By constantly looking at numbers, yield curves, various spread histories and different indices when following the bond markets, we overlook the human element, which is the heart of the market.
As the market sank even lower this past week, an ominous pall settled over the many participants. Sales persons were agonizing over their customers being decimated by severe losses as the market continued its downward march. "Imagine giving a guy a 36 ($360) bid for his bonds," a First Boston salesman said. "These guys are getting wiped out when they are forced to sell. Small accounts are being killed," he concluded.
Money managers themselves are feeling the same twinges of remorse. Now both the stock market and the fixed-income markets are declining. There are few places to hide, and most managers do not have the luxury or flexibility to put the bulk of their funds in short money market instruments. So they are suffering along with their bewildered clients.
And Wall Street itself slowly is being sapped of its capital as dealers continue to lose money. It is tough for sales persons to keep making calls to customers when the markets deteriorate, when there are no bids or when they have just lost a bundle on another unsuccessful underwriting. A trickle of firms have closed their doors, and surely more will follow.
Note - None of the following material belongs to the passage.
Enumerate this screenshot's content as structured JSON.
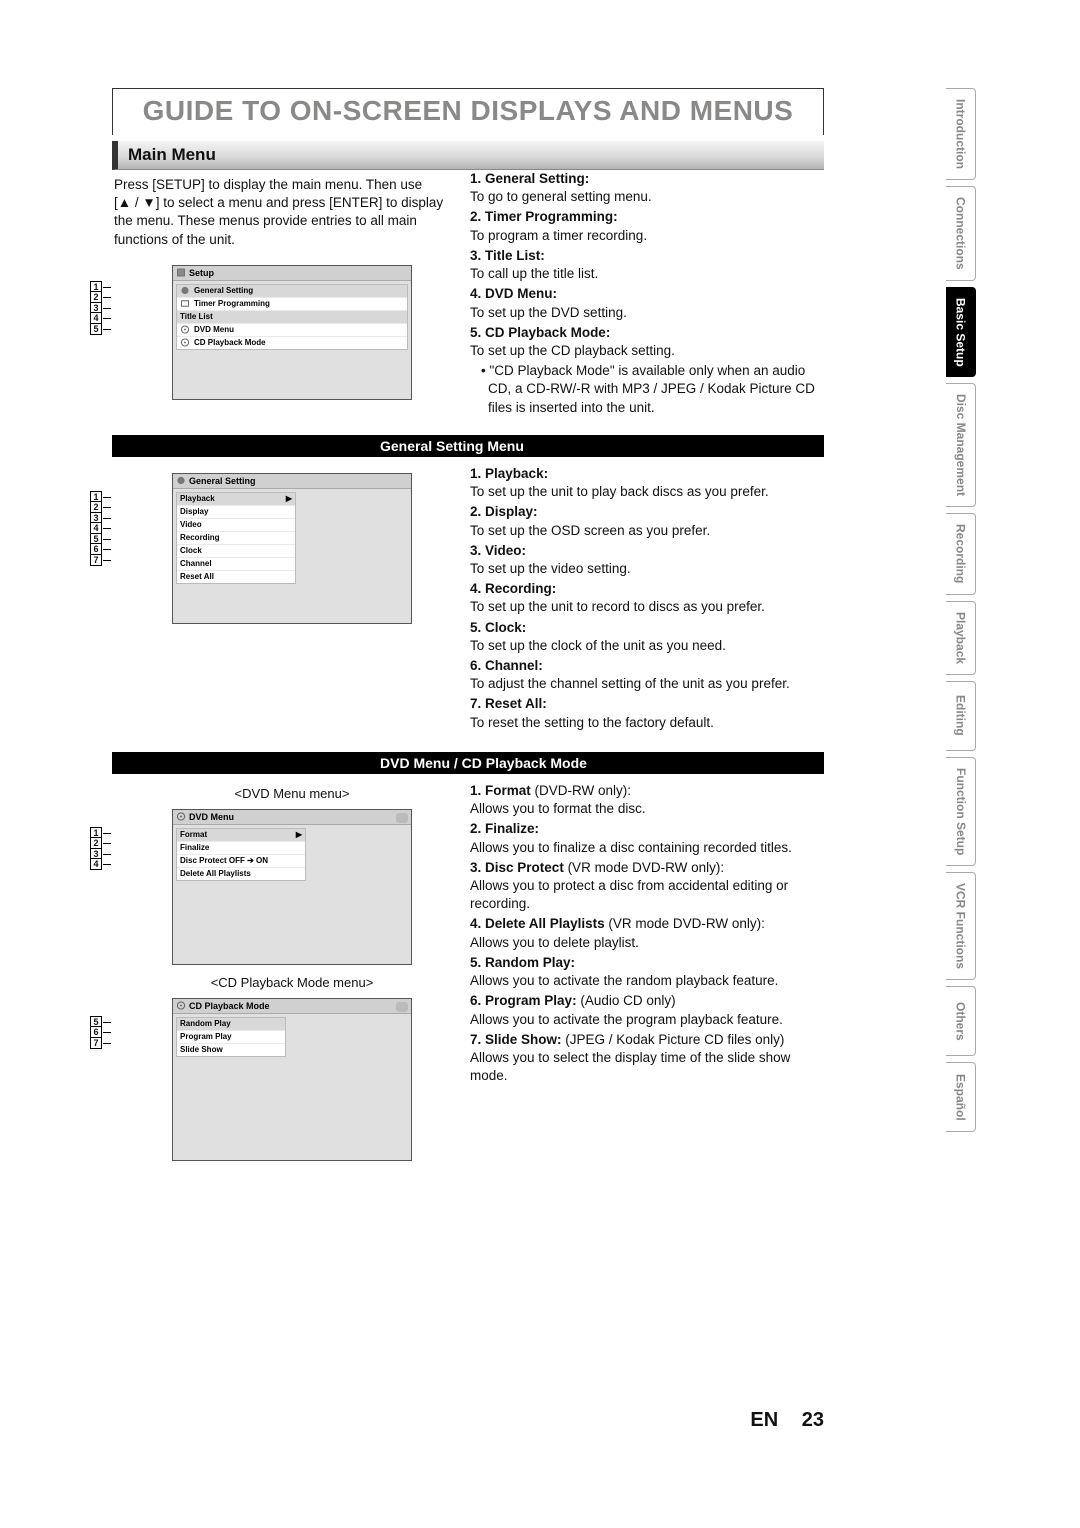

Lastly there are the clients of Wall Street for whom the bonds are sold to raise money. Many corporations need money to keep operating. The high costs of capital reduces their debt service coverage and weakens their credit standing. If the present fiasco continues, marginal corporations will be cut off from money and bankruptcies will follow. Even larger corporations can quickly find themselves on the rocks.
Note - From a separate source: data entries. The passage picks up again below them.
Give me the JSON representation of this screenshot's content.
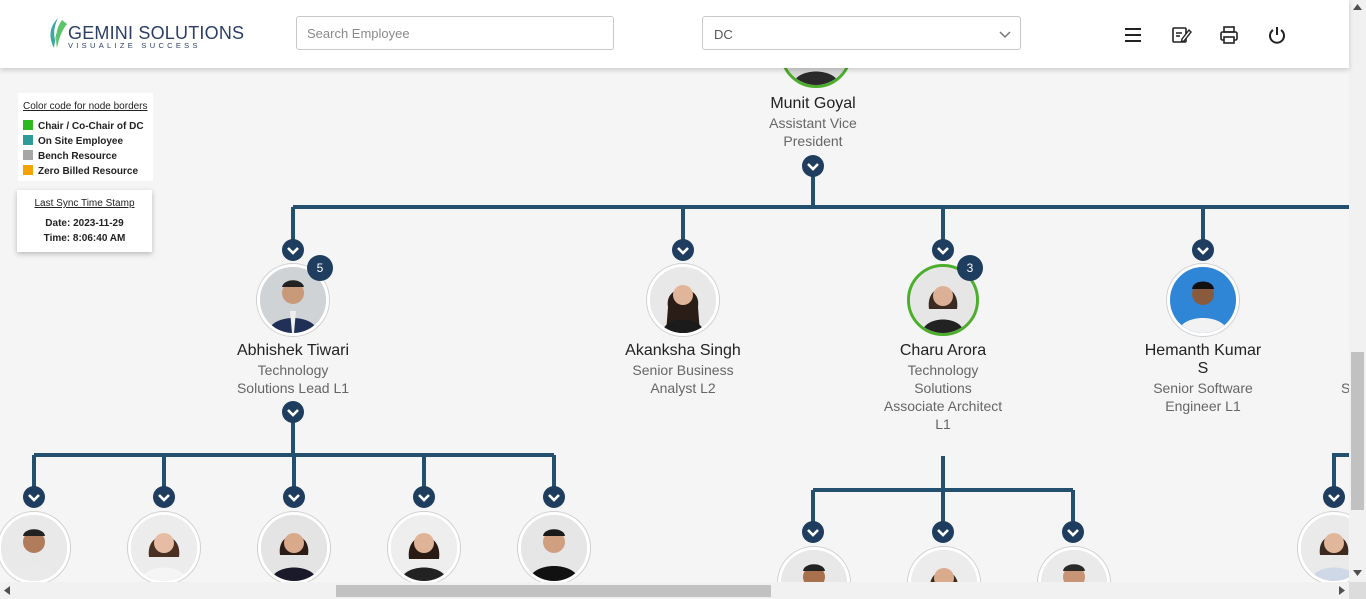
{
  "header": {
    "logo_main": "GEMINI SOLUTIONS",
    "logo_sub": "VISUALIZE SUCCESS",
    "search_placeholder": "Search Employee",
    "select_value": "DC",
    "icons": [
      "menu-icon",
      "edit-icon",
      "print-icon",
      "power-icon"
    ]
  },
  "legend": {
    "title": "Color code for node borders",
    "items": [
      {
        "label": "Chair / Co-Chair of DC",
        "color": "#2db81d"
      },
      {
        "label": "On Site Employee",
        "color": "#2e9b9b"
      },
      {
        "label": "Bench Resource",
        "color": "#a6a6a6"
      },
      {
        "label": "Zero Billed Resource",
        "color": "#f5a300"
      }
    ]
  },
  "sync": {
    "title": "Last Sync Time Stamp",
    "date_line": "Date: 2023-11-29",
    "time_line": "Time: 8:06:40 AM"
  },
  "root": {
    "name": "Munit Goyal",
    "title_line1": "Assistant Vice",
    "title_line2": "President"
  },
  "children": [
    {
      "name": "Abhishek Tiwari",
      "title_lines": [
        "Technology",
        "Solutions Lead L1"
      ],
      "badge": "5"
    },
    {
      "name": "Akanksha Singh",
      "title_lines": [
        "Senior Business",
        "Analyst L2"
      ]
    },
    {
      "name": "Charu Arora",
      "title_lines": [
        "Technology",
        "Solutions",
        "Associate Architect",
        "L1"
      ],
      "badge": "3"
    },
    {
      "name_lines": [
        "Hemanth Kumar",
        "S"
      ],
      "title_lines": [
        "Senior Software",
        "Engineer L1"
      ]
    },
    {
      "partial_title": "S"
    }
  ],
  "colors": {
    "accent": "#1e3d5f",
    "line": "#24506f",
    "chair_border": "#4caf2c"
  }
}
Last week all the participants in the market kept an ear cocked toward Washington, hoping for news of a meaningful anti-inflation package that would lift the market and turn things around.
Some dramatic action could be initiated by the Federal Reserve, possibly another increase in the discount rate by 100 to 200 basis points and perhaps the raising of reserve requirements along with certain credit controls. The market is beginning to perceive that the inflation battle will fall on the shoulders of the Fed.
As the week wore on and nothing was heard, the market sank lower and yields went to new record levels. A 16 percent BAA utility sold slowly, as did a double-A Southern New England Telephone 40-year debenture that returned 14.16 percent.